Of CEOs, Private Equity Titans and presidents

Jim Manzi has had an excellent discussion on the relation between Mitt Romney’s professional background and what he might be like as a president. Megan McArdle has also been discussing this at length.

I’ve made no secret that I think Mitt Romney should not get the GOP nomination, as now looks inevitable, and should not be the next President, as looks likely if the economy does not improve over the next year (but, on this score, I’ll probably be lucky).

I believe that the fundamental and egregious dishonesty that has characterized every step of his political career to date ought to disqualify him from city dogcatcher, let alone wielding the launch codes.

All that said, I think the background of a Harvard JD/MBA, private equity investor and occasional turnaround CEO is great for running the executive branch.

The job of a President is basically two-fold: getting his agenda through the legislative branch, and running the executive branch. The former mostly requires political skill.

As to the latter, which is incredibly important in our era of the Imperial Presidency, a widely spread idea is that in the private sector you learn “management skills” and how to “get things done”. That’s the President-as-Jack-Welch meme. I think that’s largely an illusion for three reasons:

  • The public sector works very differently from the private sector;
  • The Federal government of the United States is immensely more complex than any private sector business;
  • Most “management skills”, at least as taught in business schools, are largely a crock.

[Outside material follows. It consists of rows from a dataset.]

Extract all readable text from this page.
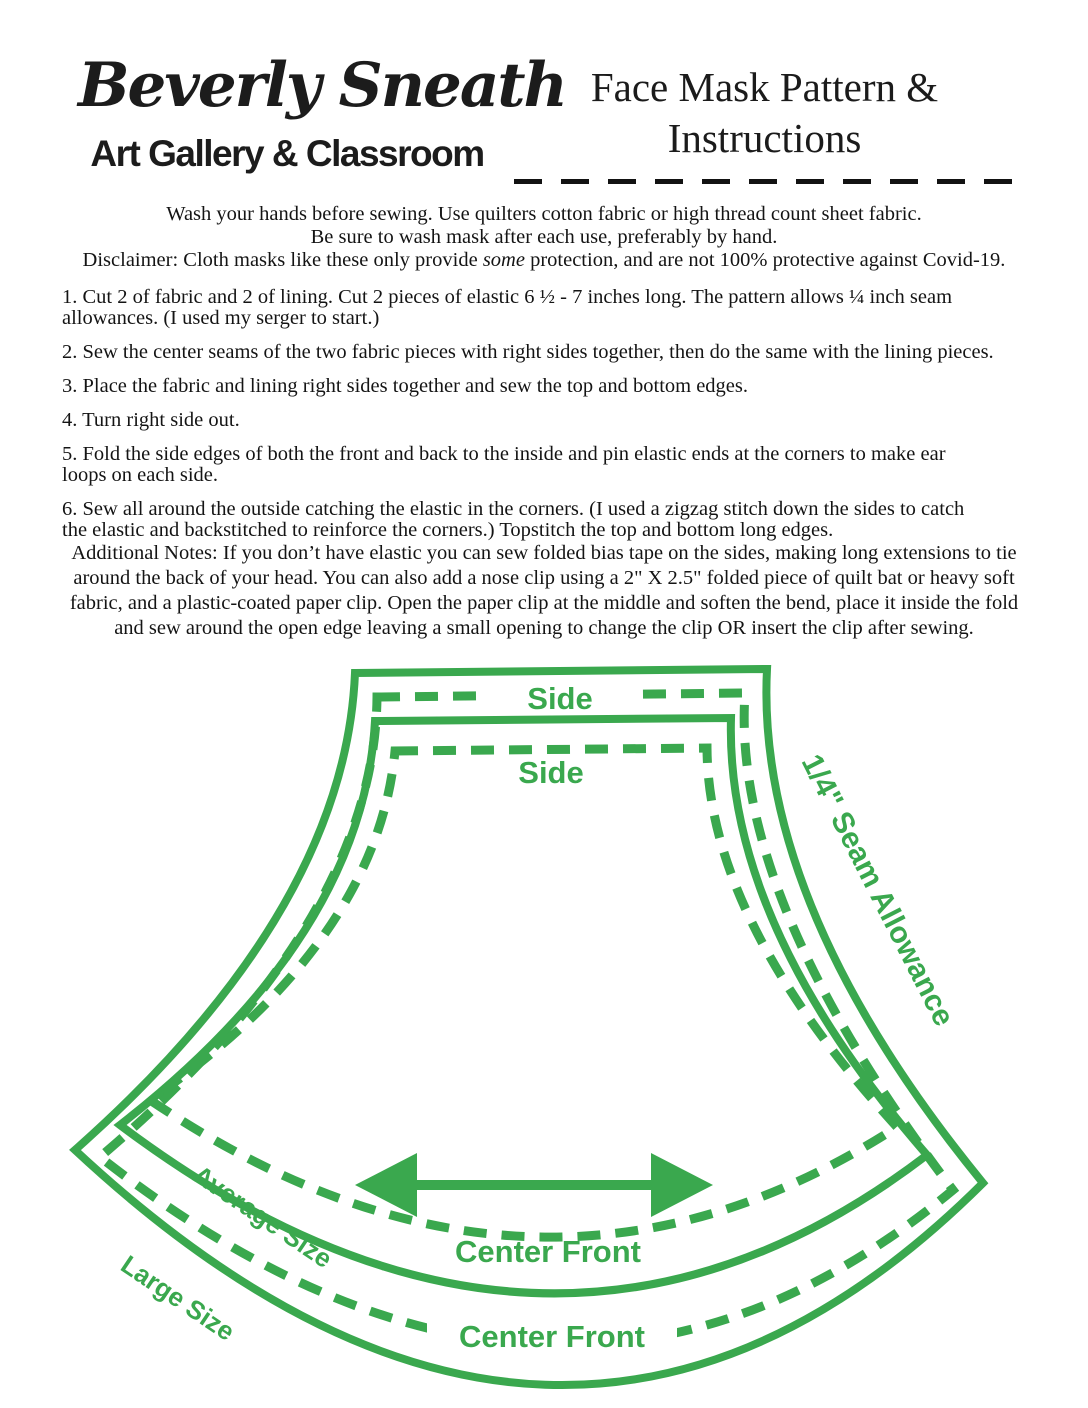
Beverly Sneath
Art Gallery & Classroom
Face Mask Pattern &
Instructions
Wash your hands before sewing. Use quilters cotton fabric or high thread count sheet fabric.
Be sure to wash mask after each use, preferably by hand.
Disclaimer: Cloth masks like these only provide some protection, and are not 100% protective against Covid-19.
1. Cut 2 of fabric and 2 of lining. Cut 2 pieces of elastic 6 ½ - 7 inches long. The pattern allows ¼ inch seam
allowances. (I used my serger to start.)
2. Sew the center seams of the two fabric pieces with right sides together, then do the same with the lining pieces.
3. Place the fabric and lining right sides together and sew the top and bottom edges.
4. Turn right side out.
5. Fold the side edges of both the front and back to the inside and pin elastic ends at the corners to make ear
loops on each side.
6. Sew all around the outside catching the elastic in the corners. (I used a zigzag stitch down the sides to catch
the elastic and backstitched to reinforce the corners.) Topstitch the top and bottom long edges.
Additional Notes: If you don’t have elastic you can sew folded bias tape on the sides, making long extensions to tie
around the back of your head. You can also add a nose clip using a 2" X 2.5" folded piece of quilt bat or heavy soft
fabric, and a plastic-coated paper clip. Open the paper clip at the middle and soften the bend, place it inside the fold
and sew around the open edge leaving a small opening to change the clip OR insert the clip after sewing.
Side
Side	1/4" Seam Allowance
Average Size
Large Size	Center Front
Center Front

CEOs actually have much more leeway in terms of management than do presidents. Amazon CEO Jeff Bezos famously spends a few weeks each year working in Amazon warehouses to get a better understanding of that side of the business and improve it. President Romney isn’t going to intern in the Patent Office for two weeks to see how applications could be streamlined. A CEO can decide to spin off, merge, or shut down departments. If President Romney (or Perry) wants to shut down the Commerce Department, he’s going to need an Act of Congress.

99% of the work the President does as manager of the executive work is the following: – Setting priorities – Hiring and firing

The other 1% are the Big Decisions, that are the least frequent but also the most important. It’s the part that can’t be taught and where the background is irrelevant.

In other words, the President behaves much more like an “executive chairman” of a company who has a hand over major strategic decisions than a CEO who runs it day to day.

This is also very similar to what a private equity investor does in a buyout: analyze the business, decide on a strategy and hire, retain (and fire) managers. He should have a “nuts and bolts” understanding of the business, but he’s not going to go into the factory to make widgets or tell the factory manager how to make widgets.

In other words, to reprise Ronald Reagan’s excellent phrase, to be a good manager of the executive branch, a President should know who to trust, and how to verify. These are also the skills a (good) private equity investor has in spades. Mitt Romney has decades of experience analyzing stuff and then hiring, holding to account and firing people.

Of course, when someone who is also a fundamentally dishonest liar with obvious contempt for his fellow citizens has these excellent skills, it’s an additional argument AGAINST nominating them to the position where they would have the power to detain fellow citizens indefinitely, appoint judges to the federal bench, and start wars.

But the question of whether Mitt Romney would make a good president is distinct from the question of whether a co-founder of a successful private equity firm, as such, would be suited to managing the executive branch.